Today’s data centers and Hybrid Compute Clusters or HPC work with thousands of computers. With every computer having its own operating system, even a team of highly skilled administrators would find it hard to keep up with the demands required for maintaining each system. Typically, admins strain to keep the myriad types of computers they have, all functioning, as they should. Sysadmins must duplicate their efforts over and over, as they install new systems with new system software and handle configuration problems individually as they arise on each of the various systems. However, things need not always be so complicated and difficult.
There can be an alternative scenario, where all that the admins must do is reboot a machine for it to enter into a pre-configured operational environment. Such operational environments or images, as they are called, can exist in multiple numbers with each image acting as an individual container for the system software, configuration and behavior of the group of nodes the image was designed to run on.

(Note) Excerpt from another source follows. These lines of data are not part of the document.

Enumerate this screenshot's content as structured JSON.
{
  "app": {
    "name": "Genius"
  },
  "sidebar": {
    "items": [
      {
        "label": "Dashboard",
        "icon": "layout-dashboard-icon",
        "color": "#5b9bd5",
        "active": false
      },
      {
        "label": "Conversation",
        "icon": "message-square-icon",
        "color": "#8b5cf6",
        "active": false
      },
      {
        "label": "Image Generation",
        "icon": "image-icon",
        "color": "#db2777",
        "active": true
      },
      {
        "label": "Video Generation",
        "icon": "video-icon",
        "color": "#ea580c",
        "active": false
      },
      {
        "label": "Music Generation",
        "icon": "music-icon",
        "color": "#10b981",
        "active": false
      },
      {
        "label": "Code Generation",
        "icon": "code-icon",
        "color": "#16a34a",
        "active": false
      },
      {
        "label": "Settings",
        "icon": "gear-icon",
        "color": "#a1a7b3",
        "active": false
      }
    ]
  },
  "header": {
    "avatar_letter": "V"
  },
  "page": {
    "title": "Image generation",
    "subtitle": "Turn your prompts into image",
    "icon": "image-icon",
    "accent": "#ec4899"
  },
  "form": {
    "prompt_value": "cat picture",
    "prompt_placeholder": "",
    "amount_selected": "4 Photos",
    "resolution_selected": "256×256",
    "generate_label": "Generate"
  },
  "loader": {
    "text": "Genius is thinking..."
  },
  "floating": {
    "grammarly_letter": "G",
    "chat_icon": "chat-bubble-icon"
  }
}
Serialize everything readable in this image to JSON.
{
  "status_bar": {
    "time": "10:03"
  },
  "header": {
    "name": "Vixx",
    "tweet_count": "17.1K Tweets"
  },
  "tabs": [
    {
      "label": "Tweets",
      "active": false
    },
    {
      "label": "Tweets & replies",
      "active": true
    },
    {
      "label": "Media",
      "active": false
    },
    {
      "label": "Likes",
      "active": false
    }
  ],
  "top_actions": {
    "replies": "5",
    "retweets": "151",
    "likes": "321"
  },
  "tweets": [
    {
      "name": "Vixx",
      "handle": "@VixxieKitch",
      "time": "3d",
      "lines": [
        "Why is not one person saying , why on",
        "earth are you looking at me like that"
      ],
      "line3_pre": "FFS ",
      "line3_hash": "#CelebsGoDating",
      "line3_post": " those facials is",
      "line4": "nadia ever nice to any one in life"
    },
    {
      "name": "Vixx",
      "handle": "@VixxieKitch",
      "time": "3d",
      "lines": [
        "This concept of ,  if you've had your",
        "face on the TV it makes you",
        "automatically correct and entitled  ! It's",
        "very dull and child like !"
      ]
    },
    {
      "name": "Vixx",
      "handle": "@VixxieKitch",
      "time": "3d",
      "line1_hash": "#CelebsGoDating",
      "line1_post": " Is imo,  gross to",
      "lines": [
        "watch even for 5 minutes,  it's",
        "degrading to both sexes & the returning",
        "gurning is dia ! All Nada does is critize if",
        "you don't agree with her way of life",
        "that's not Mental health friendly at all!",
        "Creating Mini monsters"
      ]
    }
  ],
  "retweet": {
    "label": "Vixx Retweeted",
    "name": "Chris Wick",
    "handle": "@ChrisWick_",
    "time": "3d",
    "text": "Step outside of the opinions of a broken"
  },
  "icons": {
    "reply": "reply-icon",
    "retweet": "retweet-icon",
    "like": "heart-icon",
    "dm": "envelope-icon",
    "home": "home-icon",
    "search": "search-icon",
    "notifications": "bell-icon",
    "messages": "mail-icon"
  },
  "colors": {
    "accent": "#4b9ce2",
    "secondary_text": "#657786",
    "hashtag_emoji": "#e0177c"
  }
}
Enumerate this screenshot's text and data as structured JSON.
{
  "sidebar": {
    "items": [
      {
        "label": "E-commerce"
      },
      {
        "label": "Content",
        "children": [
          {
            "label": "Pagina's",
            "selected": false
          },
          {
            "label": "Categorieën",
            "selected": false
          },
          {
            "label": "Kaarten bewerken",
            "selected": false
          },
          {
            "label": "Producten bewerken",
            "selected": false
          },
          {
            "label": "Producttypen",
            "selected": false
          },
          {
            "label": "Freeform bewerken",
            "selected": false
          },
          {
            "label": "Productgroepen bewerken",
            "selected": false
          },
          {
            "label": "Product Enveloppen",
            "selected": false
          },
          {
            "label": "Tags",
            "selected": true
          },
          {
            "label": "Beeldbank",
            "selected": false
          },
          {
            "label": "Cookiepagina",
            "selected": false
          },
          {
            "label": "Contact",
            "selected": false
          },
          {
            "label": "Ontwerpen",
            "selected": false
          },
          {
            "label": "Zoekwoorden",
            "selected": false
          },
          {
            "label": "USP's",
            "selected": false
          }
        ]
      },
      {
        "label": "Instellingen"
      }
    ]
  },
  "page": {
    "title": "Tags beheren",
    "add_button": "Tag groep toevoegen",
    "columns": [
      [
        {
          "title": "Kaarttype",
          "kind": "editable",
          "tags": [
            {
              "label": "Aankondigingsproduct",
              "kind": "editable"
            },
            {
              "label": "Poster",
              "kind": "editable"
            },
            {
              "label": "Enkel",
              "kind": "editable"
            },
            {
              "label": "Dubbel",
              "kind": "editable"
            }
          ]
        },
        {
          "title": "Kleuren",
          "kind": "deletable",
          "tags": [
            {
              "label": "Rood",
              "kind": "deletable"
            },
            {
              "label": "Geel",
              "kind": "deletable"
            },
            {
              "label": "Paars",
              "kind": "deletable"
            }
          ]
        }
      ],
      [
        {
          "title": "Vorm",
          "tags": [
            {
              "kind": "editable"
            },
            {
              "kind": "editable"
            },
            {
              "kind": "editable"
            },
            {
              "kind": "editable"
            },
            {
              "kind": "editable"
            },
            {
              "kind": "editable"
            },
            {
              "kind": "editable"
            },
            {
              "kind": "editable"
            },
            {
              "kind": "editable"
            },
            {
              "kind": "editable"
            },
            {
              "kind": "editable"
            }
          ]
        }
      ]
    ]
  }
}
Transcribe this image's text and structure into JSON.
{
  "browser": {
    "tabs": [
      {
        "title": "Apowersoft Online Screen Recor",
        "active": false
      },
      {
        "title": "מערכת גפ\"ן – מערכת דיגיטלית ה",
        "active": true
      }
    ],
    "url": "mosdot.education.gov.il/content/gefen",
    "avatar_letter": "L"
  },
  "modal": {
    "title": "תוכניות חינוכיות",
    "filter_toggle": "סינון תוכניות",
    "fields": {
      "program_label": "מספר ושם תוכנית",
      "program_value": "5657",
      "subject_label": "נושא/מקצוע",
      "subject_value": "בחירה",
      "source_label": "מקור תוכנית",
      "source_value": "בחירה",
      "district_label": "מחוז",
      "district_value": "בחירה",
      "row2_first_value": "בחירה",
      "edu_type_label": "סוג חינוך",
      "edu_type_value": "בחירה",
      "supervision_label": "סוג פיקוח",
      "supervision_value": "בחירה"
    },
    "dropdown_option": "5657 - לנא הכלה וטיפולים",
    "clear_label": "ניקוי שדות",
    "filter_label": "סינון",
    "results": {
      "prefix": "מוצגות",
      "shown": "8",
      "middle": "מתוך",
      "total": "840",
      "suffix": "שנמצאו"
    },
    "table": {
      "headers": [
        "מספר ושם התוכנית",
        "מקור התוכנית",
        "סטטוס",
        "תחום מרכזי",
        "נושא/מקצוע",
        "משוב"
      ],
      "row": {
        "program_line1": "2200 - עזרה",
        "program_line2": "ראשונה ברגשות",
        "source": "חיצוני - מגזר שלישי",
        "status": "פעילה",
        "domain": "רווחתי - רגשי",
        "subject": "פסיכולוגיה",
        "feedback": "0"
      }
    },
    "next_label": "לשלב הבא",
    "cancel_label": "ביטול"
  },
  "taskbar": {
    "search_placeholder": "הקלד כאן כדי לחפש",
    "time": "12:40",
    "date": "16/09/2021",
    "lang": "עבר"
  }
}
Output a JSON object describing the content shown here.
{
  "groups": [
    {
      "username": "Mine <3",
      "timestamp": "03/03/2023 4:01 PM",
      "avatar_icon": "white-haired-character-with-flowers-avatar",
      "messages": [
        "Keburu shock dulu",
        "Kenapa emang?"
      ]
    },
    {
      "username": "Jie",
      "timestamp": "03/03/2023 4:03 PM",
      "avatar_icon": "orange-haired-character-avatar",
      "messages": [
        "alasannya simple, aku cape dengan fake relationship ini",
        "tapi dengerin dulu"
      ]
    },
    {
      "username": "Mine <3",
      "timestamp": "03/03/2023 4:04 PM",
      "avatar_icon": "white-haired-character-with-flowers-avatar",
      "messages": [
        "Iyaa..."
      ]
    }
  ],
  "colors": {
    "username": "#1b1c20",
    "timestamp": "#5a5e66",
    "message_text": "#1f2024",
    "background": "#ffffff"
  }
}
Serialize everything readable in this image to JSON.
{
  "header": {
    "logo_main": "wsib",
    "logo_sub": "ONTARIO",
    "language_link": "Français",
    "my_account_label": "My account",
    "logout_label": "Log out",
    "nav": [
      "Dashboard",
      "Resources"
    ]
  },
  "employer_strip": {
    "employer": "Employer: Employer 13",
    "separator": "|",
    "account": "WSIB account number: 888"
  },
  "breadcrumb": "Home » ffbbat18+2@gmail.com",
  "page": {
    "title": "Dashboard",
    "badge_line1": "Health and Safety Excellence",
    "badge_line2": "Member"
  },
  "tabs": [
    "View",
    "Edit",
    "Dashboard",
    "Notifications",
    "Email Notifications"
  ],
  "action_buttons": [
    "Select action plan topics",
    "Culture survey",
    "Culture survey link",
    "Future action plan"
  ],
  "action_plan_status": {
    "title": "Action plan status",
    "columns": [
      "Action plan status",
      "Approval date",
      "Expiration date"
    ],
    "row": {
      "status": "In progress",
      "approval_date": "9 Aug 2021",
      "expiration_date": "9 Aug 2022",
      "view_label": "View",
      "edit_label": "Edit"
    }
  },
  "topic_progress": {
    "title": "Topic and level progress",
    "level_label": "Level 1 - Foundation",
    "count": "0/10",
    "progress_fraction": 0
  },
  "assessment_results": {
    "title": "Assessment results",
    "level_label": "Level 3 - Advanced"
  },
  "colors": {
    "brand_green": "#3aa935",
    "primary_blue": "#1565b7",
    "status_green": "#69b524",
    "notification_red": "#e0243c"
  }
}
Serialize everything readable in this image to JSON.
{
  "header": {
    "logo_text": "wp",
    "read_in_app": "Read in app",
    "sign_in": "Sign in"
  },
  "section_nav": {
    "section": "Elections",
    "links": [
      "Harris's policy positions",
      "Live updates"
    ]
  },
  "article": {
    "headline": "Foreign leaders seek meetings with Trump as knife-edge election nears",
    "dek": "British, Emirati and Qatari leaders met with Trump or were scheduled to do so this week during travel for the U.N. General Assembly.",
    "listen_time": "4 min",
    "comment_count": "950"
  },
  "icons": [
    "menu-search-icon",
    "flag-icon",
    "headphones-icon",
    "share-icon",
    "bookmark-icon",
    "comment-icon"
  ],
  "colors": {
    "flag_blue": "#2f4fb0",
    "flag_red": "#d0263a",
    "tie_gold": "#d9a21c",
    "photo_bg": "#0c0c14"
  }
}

For example, a specific image managing the operational requirements of a large multi-user cluster, would contain the necessary software, its configuration, including the behavior of compute nodes, admin nodes, login nodes, IO nodes and anything else needed. A second image might be based on the latest Linux distribution that is currently under test for a future deployment. Images could be configured to handle web servers, database programs, application servers, user desktops or render farms.
With one root image controlling the behavior of all machines, the complexity of the overall system and the overhead of system administration are scaled down drastically. It also leads to a stable environment as administrators can focus on hardening only one system instead of spreading their attention thin across the various setups.
In such a cluster, individual computers are typically devoid of hard disks, although with-disk computers are also supported. Diskless computers can be any subset of nodes and may be booted into any image as required. When an image is changed, all the nodes see it simultaneously. Only a reboot is what it takes to interchange a system image. Moreover, an image may be cloned with only a simple copy. Any number of functionally different machines may use the same image, with a simple synchronization propagating a working modification made to one system to all other systems. Since the image remains the same no matter which machine is using it, the behavior of each configured node remains the same.
Local networks may have many nodes with the image being cloned for each of them, with each clone being capable of serving the image to as many diskless clients as the network or the machine is capable of handling. The nodes operate normally using the configuration designed, which determine their role at boot time. The functional role of any node can be changed on the fly, once the node has booted.
An open-source software package, oneSIS, offers such a method for building and maintaining compute systems of any size. The lightweight, easy to configure and flexible package reduces the cost of cluster administration drastically.